China’s foreign ministry had recently angered India by saying: “China opposes #India putting Chinese territory in the western section of the border under its administration, which affects China’s territorial integrity and sovereignty. It is ‘unacceptable and void’.”
The People’s Movement, a mainly Buddhist body, was floated by Leh-based political, religious and cultural organisations to fight for special status for the region. It has a nominal presence of Muslims and Christians.
Delhi’s apparent reluctance to bring Ladakh under the Sixth Schedule in a Bodoland Territorial Council type of arrangement had angered the leaders of Buddhist-majority Leh and prompted them to raise the spectre of separatism.
But their rhetoric began changing after Delhi showed willingness to discuss the matter, and they withdrew their call to boycott the upcoming elections to the Ladakh Autonomous Hill Development Council, Leh.

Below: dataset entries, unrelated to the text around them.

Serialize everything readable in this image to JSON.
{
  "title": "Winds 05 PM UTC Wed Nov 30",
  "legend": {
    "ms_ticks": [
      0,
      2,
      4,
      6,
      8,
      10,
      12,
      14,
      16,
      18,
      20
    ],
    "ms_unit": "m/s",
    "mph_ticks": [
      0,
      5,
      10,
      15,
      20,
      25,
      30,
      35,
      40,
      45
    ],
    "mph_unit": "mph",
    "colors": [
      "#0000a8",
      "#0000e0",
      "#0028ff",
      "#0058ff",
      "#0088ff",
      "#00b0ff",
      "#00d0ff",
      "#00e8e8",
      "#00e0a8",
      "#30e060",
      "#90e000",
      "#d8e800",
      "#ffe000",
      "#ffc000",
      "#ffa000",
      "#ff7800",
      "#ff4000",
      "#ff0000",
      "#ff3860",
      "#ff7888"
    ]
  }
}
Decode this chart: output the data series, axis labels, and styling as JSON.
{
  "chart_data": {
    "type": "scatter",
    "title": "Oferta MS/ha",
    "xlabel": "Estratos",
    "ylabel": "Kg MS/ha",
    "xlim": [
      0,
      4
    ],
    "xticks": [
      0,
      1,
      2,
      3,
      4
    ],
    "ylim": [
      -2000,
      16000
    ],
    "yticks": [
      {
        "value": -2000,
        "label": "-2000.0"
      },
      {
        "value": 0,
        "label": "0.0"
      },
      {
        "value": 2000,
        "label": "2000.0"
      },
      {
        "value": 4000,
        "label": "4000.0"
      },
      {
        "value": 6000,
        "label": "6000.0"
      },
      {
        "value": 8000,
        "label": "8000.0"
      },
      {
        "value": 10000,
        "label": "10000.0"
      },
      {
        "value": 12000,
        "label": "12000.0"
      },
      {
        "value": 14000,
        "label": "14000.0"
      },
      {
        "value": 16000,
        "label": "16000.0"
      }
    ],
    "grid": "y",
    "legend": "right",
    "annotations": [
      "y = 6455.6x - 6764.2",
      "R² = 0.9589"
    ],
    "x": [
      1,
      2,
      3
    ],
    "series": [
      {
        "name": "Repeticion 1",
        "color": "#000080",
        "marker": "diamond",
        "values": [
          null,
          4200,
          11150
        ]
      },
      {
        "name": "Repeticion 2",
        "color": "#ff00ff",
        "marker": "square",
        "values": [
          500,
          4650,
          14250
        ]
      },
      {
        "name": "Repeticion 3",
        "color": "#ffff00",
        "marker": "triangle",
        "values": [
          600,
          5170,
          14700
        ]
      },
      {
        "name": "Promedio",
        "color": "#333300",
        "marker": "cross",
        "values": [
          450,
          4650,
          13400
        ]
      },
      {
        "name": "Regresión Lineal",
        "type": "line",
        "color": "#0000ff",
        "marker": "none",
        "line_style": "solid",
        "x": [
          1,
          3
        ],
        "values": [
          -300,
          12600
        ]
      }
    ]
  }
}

Ladakh’s Buddhists, concentrated in Leh, had welcomed the abrogation of Article 370 and the creation of a separate Union Territory of Ladakh. The region’s Muslims, most of whom live in Kargil, are fighting for the restoration of Article 370 and a re-merger of Ladakh with Jammu and Kashmir.
Ladakh’s Buddhist and Muslim populations are both opposed to any influx of “outsiders” from “mainland India”, fearing it might change the region’s demographic profile. There is tension between the communities, though, with Ladakh’s Muslims fearful of domination by the more affluent Buddhists.
Dorjey said Beijing should be concerned about the rights of the people of Tibet and Xinjiang, who are against Chinese rule.
“They should look into why they are committing atrocities there... We strongly condemn their statement (on Ladakh),” he said.
Leh-based politicians have increasingly been playing the anti-China card since Delhi agreed to discuss the grant of Sixth Schedule status.
Former Ladakh MP and People’s Movement leader Thupstan Chewang recently said the campaign had decided to withdraw the boycott call lest it give China an opportunity to weaken the country.
“You all know how there is a big Chinese threat looming on borders. It should not happen that those working against the interests of India will connect Ladakhis with election boycott in Kashmir and this will harm the national interest,” Chewang said on Saturday.
While expressing willingness to discuss special status for Ladakh under the Sixth Schedule, the Centre has condemned Kashmiri politicians as “anti-national” for demanding special status for their region under Article 370.